Esas | : 2014/3007 |
Karar | : 2014/3899 |
Tarih | : 27.03.2014 |
Mahalli mahkemesinden verilmiş bulunan yukarıda tarih ve numarası yazılı itirazın iptali ve tahliye davasına dair karar, davacı tarafından süresi içinde temyiz edilmiş olmakla, dosyadaki bütün kağıtlar okunup gereği görüşülüp düşünüldü.
Dava, tahliye taahhüdü nedeniyle kiralananın tahliyesine yönelik icra takibine yapılan itirazın iptali ve tahliye istemine ilişkindir. Mahkemece davanın reddine karar verilmiş, hüküm davacı vekili tarafından temyiz edilmiştir.
Davacı vekili, dava dilekçesinde, davalının 01.10.2012 başlangıç tarihli sözleşme ile kiracı bulunduğunu, davalının 14.06.2013 tarihinde taşınmazı tahliye edeceğine dair 23.05.2013 tarihinde tahliye taahhüdü verdiğini, tahliye edeceği tarihte taşınmaz tahliye edilmeyince hakkında icra takibi başlattıklarını, davalının takibe haksız olarak itiraz ettiğini belirterek, itirazın iptali ve kiralananın tahliyesini talep etmiştir. Davalı ise sözleşme devam ederken davacının kendisinden zorla tahliye taahhüdü aldığını, dönem ortasında taşınmazın tahliye edileceği yazılı taahhüdü kabul etmediğini belirterek davanın reddini savunmuştur. Mahkemece taahhüdün baskı altında verildiği hususu samimi kabul edilerek davanın reddine karar verilmiştir.

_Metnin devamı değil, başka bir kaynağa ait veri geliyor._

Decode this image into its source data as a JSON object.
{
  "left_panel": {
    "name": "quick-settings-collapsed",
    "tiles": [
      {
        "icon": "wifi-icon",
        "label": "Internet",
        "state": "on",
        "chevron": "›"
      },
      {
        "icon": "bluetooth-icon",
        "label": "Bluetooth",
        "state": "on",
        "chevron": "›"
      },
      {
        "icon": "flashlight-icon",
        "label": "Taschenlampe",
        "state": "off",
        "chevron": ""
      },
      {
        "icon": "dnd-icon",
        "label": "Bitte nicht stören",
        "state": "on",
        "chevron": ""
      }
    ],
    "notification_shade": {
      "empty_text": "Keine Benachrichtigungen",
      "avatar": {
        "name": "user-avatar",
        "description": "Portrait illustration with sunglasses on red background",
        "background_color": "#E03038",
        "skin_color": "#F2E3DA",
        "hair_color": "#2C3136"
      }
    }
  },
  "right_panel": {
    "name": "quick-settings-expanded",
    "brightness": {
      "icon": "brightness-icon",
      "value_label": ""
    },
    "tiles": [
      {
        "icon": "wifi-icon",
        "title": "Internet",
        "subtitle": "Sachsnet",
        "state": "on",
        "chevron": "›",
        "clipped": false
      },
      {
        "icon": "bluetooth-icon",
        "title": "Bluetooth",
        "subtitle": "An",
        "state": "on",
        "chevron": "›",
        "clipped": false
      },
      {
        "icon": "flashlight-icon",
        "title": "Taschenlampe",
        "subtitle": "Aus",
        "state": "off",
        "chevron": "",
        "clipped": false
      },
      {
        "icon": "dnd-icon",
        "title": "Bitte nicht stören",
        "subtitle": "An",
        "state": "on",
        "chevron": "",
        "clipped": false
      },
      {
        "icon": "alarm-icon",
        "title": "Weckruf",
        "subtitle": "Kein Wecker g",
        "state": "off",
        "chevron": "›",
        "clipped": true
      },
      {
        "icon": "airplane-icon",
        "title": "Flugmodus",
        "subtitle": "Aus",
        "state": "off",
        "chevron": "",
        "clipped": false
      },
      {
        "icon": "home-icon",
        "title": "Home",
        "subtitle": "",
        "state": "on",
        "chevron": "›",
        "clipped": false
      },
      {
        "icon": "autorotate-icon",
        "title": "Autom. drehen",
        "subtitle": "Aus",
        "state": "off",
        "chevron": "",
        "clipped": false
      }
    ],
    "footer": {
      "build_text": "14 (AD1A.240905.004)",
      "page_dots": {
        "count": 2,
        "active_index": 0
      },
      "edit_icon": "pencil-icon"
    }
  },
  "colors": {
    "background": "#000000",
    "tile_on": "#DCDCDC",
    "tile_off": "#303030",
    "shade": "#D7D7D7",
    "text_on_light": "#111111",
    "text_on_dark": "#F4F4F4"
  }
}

Dava kiralayan tarafından başlatılan icra takibine vaki itiraz üzerine yasal süresinde açılmıştır. Taraflar arasında 01.10.2012 başlangıç tarihli ve bir yıl süreli kira sözleşmesi düzenlendiği konusunda bir uyuşmazlık bulunmamaktadır. 23.05.2013 tanzim ve 14.06.2013 tahliye tarihli taahhütname kiralananda oturulurken verildiğinden bu tahliye taahhüdü geçerlidir. Kira sözleşmesinin bir yıl süreli olması ve bu sürenin henüz dolmamış olması taahhüdü geçersiz kılmaz. Sözleşme yapıldıktan sonra tarafların bir araya gelerek süre dolmadan da kiralananın tahliyesi için anlaşmaları mümkündür. Bu nedenle davanın açılıp yürütülmesinde bir usulsüzlük bulunmamaktadır. Davalı tarafından taahhüdün baskı altında verildiği hususu da kanıtlanamadığına göre itirazın iptaline takibin devamına ve kiralananın tahliyesine karar verilmesi gerekirken yazılı gerekçeyle davanın reddine karar verilmesi doğru olmadığından hüküm bozulmalıdır.
SONUÇ:Yukarıda açıklanan nedenlerle temyiz itirazlarının kabulü ile 6100 sayılı HMK.ya 6217 Sayılı Kanunla eklenen geçici 3.madde hükmü gözetilerek HUMK.nın 428. maddesi uyarınca hükmün BOZULMASINA, istek halinde peşin alınan temyiz harcının temyiz edene iadesine, 27.03.2014 tarihinde oybirliğiyle karar verildi.